歌姫はあまりのそっくりさにお驚きの声を上げた。



「光栄です、レディ」



きっちりとしていて美しい礼。



「紳士なのね」

「おい、姫さまをたぶらかすな。少しの間だまってろよ、それともカエルに言いつけようか?」

「わかったって」



咳払いをひとつ。



「姫さま、こちらの羽だらけの広間にはオウムが住んでおります」

「こちらの方ね」



小さな手を振った、オウムも振り返す。



「彼はエコーの呪いに掛かっていて、三度に一度、言葉を声色までそっくりに真似します」

「その通り。声色マデソックリニ」



ピエロはお辞儀した。

パチパチと拍手しながら、彼女は少し残念そうな顔をした。



「これでお終いなのね。呪いに掛かるまでのお話も聞いてみたかったわ」

「それは申しわけないね。

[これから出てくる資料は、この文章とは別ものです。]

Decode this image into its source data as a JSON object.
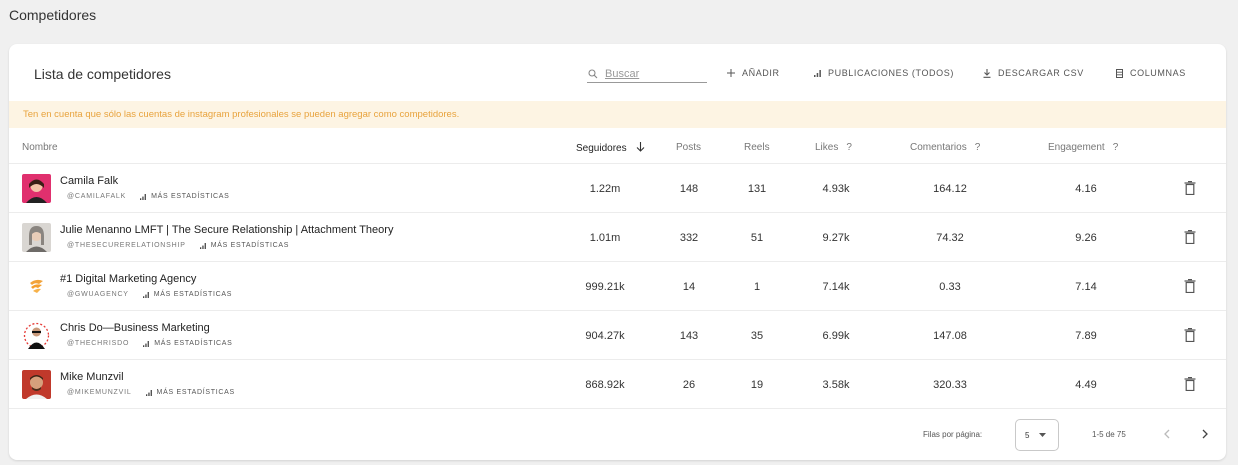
{
  "page": {
    "title": "Competidores"
  },
  "card": {
    "title": "Lista de competidores"
  },
  "toolbar": {
    "search_placeholder": "Buscar",
    "add_label": "AÑADIR",
    "publications_label": "PUBLICACIONES (TODOS)",
    "download_label": "DESCARGAR CSV",
    "columns_label": "COLUMNAS"
  },
  "notice": "Ten en cuenta que sólo las cuentas de instagram profesionales se pueden agregar como competidores.",
  "columns": {
    "name": "Nombre",
    "followers": "Seguidores",
    "posts": "Posts",
    "reels": "Reels",
    "likes": "Likes",
    "comments": "Comentarios",
    "engagement": "Engagement",
    "help_mark": "?"
  },
  "rows": [
    {
      "name": "Camila Falk",
      "handle": "@CAMILAFALK",
      "stats_link": "MÁS ESTADÍSTICAS",
      "followers": "1.22m",
      "posts": "148",
      "reels": "131",
      "likes": "4.93k",
      "comments": "164.12",
      "engagement": "4.16"
    },
    {
      "name": "Julie Menanno LMFT | The Secure Relationship | Attachment Theory",
      "handle": "@THESECURERELATIONSHIP",
      "stats_link": "MÁS ESTADÍSTICAS",
      "followers": "1.01m",
      "posts": "332",
      "reels": "51",
      "likes": "9.27k",
      "comments": "74.32",
      "engagement": "9.26"
    },
    {
      "name": "#1 Digital Marketing Agency",
      "handle": "@GWUAGENCY",
      "stats_link": "MÁS ESTADÍSTICAS",
      "followers": "999.21k",
      "posts": "14",
      "reels": "1",
      "likes": "7.14k",
      "comments": "0.33",
      "engagement": "7.14"
    },
    {
      "name": "Chris Do—Business Marketing",
      "handle": "@THECHRISDO",
      "stats_link": "MÁS ESTADÍSTICAS",
      "followers": "904.27k",
      "posts": "143",
      "reels": "35",
      "likes": "6.99k",
      "comments": "147.08",
      "engagement": "7.89"
    },
    {
      "name": "Mike Munzvil",
      "handle": "@MIKEMUNZVIL",
      "stats_link": "MÁS ESTADÍSTICAS",
      "followers": "868.92k",
      "posts": "26",
      "reels": "19",
      "likes": "3.58k",
      "comments": "320.33",
      "engagement": "4.49"
    }
  ],
  "pagination": {
    "rows_per_page_label": "Filas por página:",
    "rows_per_page_value": "5",
    "range_label": "1-5 de 75"
  },
  "colors": {
    "notice_bg": "#fdf4e3",
    "notice_text": "#e8a33d",
    "page_bg": "#f0f0f0"
  }
}
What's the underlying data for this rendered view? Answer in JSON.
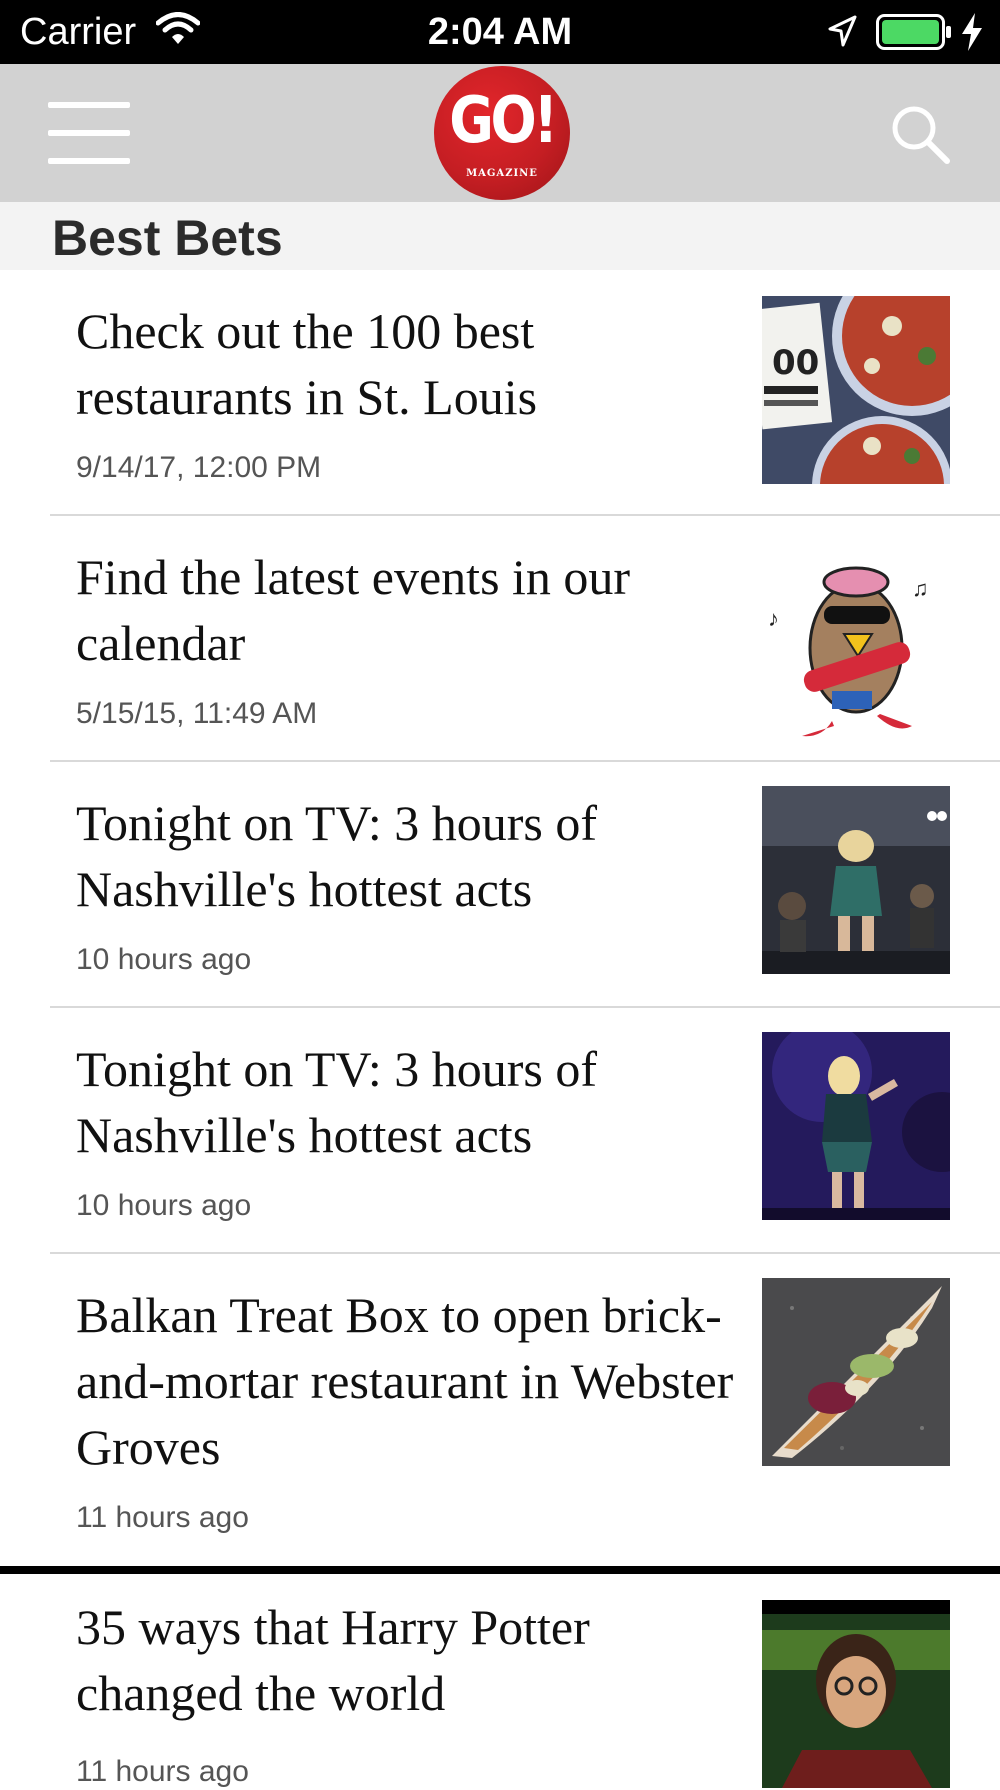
{
  "status_bar": {
    "carrier": "Carrier",
    "time": "2:04 AM",
    "icons": [
      "wifi-icon",
      "location-arrow-icon",
      "battery-icon",
      "charging-bolt-icon"
    ],
    "battery_color": "#4cd964"
  },
  "nav": {
    "logo_text": "GO!",
    "logo_subtext": "MAGAZINE",
    "logo_color": "#c51e23",
    "background": "#d2d2d2",
    "icons": [
      "hamburger-menu-icon",
      "search-icon"
    ]
  },
  "section": {
    "title": "Best Bets"
  },
  "articles": [
    {
      "title": "Check out the 100 best restaurants in St. Louis",
      "date": "9/14/17, 12:00 PM",
      "thumbnail": "pizza-image"
    },
    {
      "title": "Find the latest events in our calendar",
      "date": "5/15/15, 11:49 AM",
      "thumbnail": "cartoon-guitar-mascot-image"
    },
    {
      "title": "Tonight on TV: 3 hours of Nashville's hottest acts",
      "date": "10 hours ago",
      "thumbnail": "concert-stage-image"
    },
    {
      "title": "Tonight on TV: 3 hours of Nashville's hottest acts",
      "date": "10 hours ago",
      "thumbnail": "performer-purple-stage-image"
    },
    {
      "title": "Balkan Treat Box to open brick-and-mortar restaurant in Webster Groves",
      "date": "11 hours ago",
      "thumbnail": "flatbread-food-image"
    },
    {
      "title": "35 ways that Harry Potter changed the world",
      "date": "11 hours ago",
      "thumbnail": "harry-potter-image"
    }
  ]
}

おいピエロ、レディは物語が好きなのかい?オ終イナノネ。先に言ってくれれば、少しは用意したのに」

「それは僕も知らなかったよ。あと僕はもうピエロじゃないんだけどね」



オウムは聞いていなかった。

羽を盛大に飛び散らせながら、床で何かを探している。

歌姫が小さなくしゃみをした。

見つけたものは、ウサギの耳のついたカチューシャに、ウサギの丸い尻尾が縫い付けられた鞄だった。



「ピエロジャナインダケドネ。なんだって?」

「別に知らなくてもいいことさ。で、それは何かな」

「何かな、レディ、君ならわかるだろう?」



くしゃみの合間に声が聞こえた。



「引き裂かれた、クシュン…ウ、ウサギかし、らクシュン」

「正解だよ、ウサギカシ、ラ。大事なとこは其処じゃないんだがね」

「クシュ、クシュン。じゃ、どこなの・・・クシュン!」

「大丈夫ですか姫様」

「ピエロへの餞別ってところさ。誰からだったけな?クシュン!」

「君からじゃないのかい?まぁ、いいや、貰えるものは貰っておくよ」



案内人が手を出すと、オウムは首をかしげた。



「なぜだい?」

「ピエロって言ったら、僕のことだろう」

「でもやめたんだろ?」

「違うよ、休業中さ。それにピエロがいないんなら、誰にあげたっていいだろう」



ポンッ、と手を打った。



「誰ニアゲタッテイイダロウ。そうだな!では帽子をなくした君にプレゼントだ」

「どうも」



鞄を肩にかけ、カチューシャを頭につける。ウサギの耳が跳ねるように揺れた。



「クシュン、クシュン、クシュン、クシュン!!」

「おやおや、クシュン!!レディに風邪をひかせてしまったかな?此処は少し埃っぽいからね」

「これはいけない。それじゃ、僕たちはお暇するよ。姫様、参りましょうか」

「クシュン、クシュン」



手を振るオウムに振り返し、二人は急いで駆け出した。

絵は地面に転がされていて、暗い穴に落ちるように二人はそこから消え去った。